Albert Besnard, Modernités Belle Époque

Publié le 27/09/2016

Bénéficier d’une grande notoriété puis, au fil des années, tomber dans l’oubli : tel est le sort de certains artistes, Albert Besnard est de ceux-là. Honoré de son vivant, son nom est pratiquement inconnu aujourd’hui.

Cependant il fut un créateur remarquablement doué et reconnu à son époque : peintre, pastelliste, graveur, décorateur. Celui qu’Edgar Degas nommait assez méchamment « un pompier qui a pris feu » obtient le Prix de Rome en 1874, est nommé directeur de la Villa Médicis en 1913 puis directeur de l’École des Beaux-Arts de Paris en 1922. Il est le seul peintre à faire partie à la fois de l’Académie des Beaux-Arts et de l’Académie Française. Mais voilà, les temps évoluent, comme les goûts, et Albert Besnard a disparu. Cependant en 2008 le musée d’Honfleur lui consacrait une exposition et, cet été, le Palais Lumière à Évian organisait une vaste rétrospective de sa création si diverse où figurent 150 œuvres, lui rendant ainsi justice.

Albert Besnard, Madame Roger Jourdain, 1886, h/t, 199 x 150,5 cm.

Photo RMN – Grand Palais (Musée d’Orsay – Hervé Lewandowski)

Né dans une famille d’artistes – son père peintre d’histoire, sa mère pastelliste –, il réalisa brillamment son rêve en décorant des plafonds à la Sorbonne, à l’Hôtel de Ville de Paris, à la Comédie-Française, au Petit Palais, souvent dans la tradition de Puvis de Chavannes, y ajoutant sa marque personnelle.

On le reconnaît comme peintre de la femme, il a réalisé aussi bien des portraits officiels, de commandes que d’autres plus intimes d’où se dégage un charme certain et une vraie maîtrise picturale dans une ambiance discrète, pour nous désuète mais séduisante. Il excelle à faire rayonner la lumière sur les visages ou les robes souvent vaporeuses, comme dans Madame Roger Jourdain, l’un de ses chefs-d’œuvre, où se devine une influence impressionniste. Il crée dans cette composition un éclairage particulier (qui n’a pas toujours été compris de son temps) : utilisant celui de la lumière du jour finissant sur une partie de la robe et, de l’autre, le reflet de bougies allumées créant un effet jaune et bleu. Dans Une famille, la sienne, on est frappé par la vivacité des couleurs, plutôt rare à l’époque. Les portraits révèlent son talent à traduire les caractères et dans certains il témoigne d’une sensibilité réelle. Lorsqu’il aborde le nu, il en dévoile la beauté ou la sensualité en de délicates tonalités, transparentes ou plus fortes ; l’eau, souvent présente, enveloppe les formes.

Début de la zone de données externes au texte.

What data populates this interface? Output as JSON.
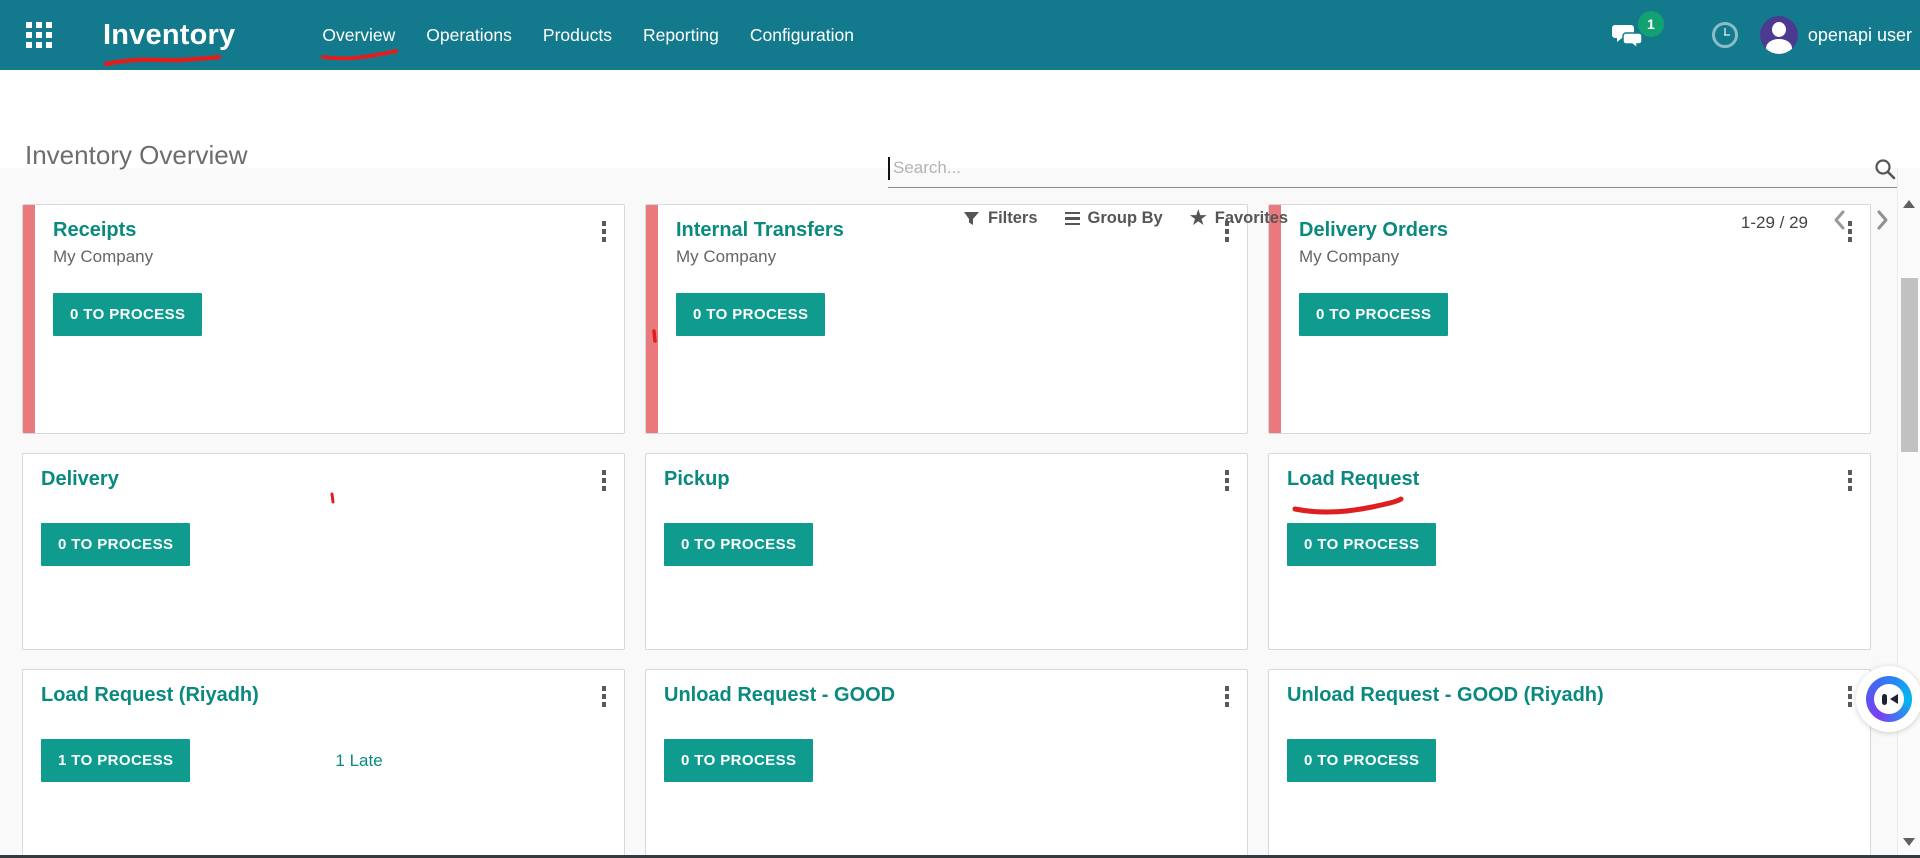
{
  "navbar": {
    "app_title": "Inventory",
    "menu": [
      {
        "label": "Overview",
        "active": true
      },
      {
        "label": "Operations",
        "active": false
      },
      {
        "label": "Products",
        "active": false
      },
      {
        "label": "Reporting",
        "active": false
      },
      {
        "label": "Configuration",
        "active": false
      }
    ],
    "messages_badge": "1",
    "user_name": "openapi user"
  },
  "control_panel": {
    "breadcrumb_title": "Inventory Overview",
    "search_placeholder": "Search...",
    "filters_label": "Filters",
    "group_by_label": "Group By",
    "favorites_label": "Favorites",
    "pager_range": "1-29 / 29"
  },
  "cards": [
    {
      "title": "Receipts",
      "subtitle": "My Company",
      "button_label": "0 TO PROCESS",
      "accent": true
    },
    {
      "title": "Internal Transfers",
      "subtitle": "My Company",
      "button_label": "0 TO PROCESS",
      "accent": true
    },
    {
      "title": "Delivery Orders",
      "subtitle": "My Company",
      "button_label": "0 TO PROCESS",
      "accent": true
    },
    {
      "title": "Delivery",
      "subtitle": "",
      "button_label": "0 TO PROCESS",
      "accent": false
    },
    {
      "title": "Pickup",
      "subtitle": "",
      "button_label": "0 TO PROCESS",
      "accent": false
    },
    {
      "title": "Load Request",
      "subtitle": "",
      "button_label": "0 TO PROCESS",
      "accent": false
    },
    {
      "title": "Load Request (Riyadh)",
      "subtitle": "",
      "button_label": "1 TO PROCESS",
      "accent": false,
      "late_label": "1 Late"
    },
    {
      "title": "Unload Request - GOOD",
      "subtitle": "",
      "button_label": "0 TO PROCESS",
      "accent": false
    },
    {
      "title": "Unload Request - GOOD (Riyadh)",
      "subtitle": "",
      "button_label": "0 TO PROCESS",
      "accent": false
    }
  ],
  "colors": {
    "navbar_teal": "#137a8e",
    "link_teal": "#0a8a7e",
    "button_teal": "#0f9b8e",
    "stripe_red": "#e9797c",
    "badge_green": "#12a170",
    "avatar_purple": "#4b3a8f",
    "annotation_red": "#de1f1f"
  }
}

Autre aspect de l’œuvre d’Albert Besnard : la décoration ; il a souvent intégré dans son œuvre les valeurs de la République, comme il se devait, mais il a su préserver sa personnalité à travers les allégories affirmant son originalité et parfois son audace.

Autre domaine : le pastel, dont il a utilisé tour à tour la douceur, le velouté ou l’éclat dans nus et portraits féminins sous de délicats jeux de lumière. Il démontre parfois une tendance symboliste (L’Éclipse), et une grande variété d’approche avec des femmes énigmatiques pour la plupart.

Mais il est une autre dimension de son art : la gravure, à travers laquelle il s’est livré plus intimement ; ses eaux-fortes révèlent un regard personnel sur différents thèmes, de la maternité à la prostitution ou la misère. Il n’hésite pas à évoquer les morphinomanes, la mort et toute la partie d’ombre de l’être dans des planches parfois puissantes et aux forts contrastes.

Albert Besnard un artiste à redécouvrir à Évian jusqu’à la fin de l’été puis au Petit Palais cet automne.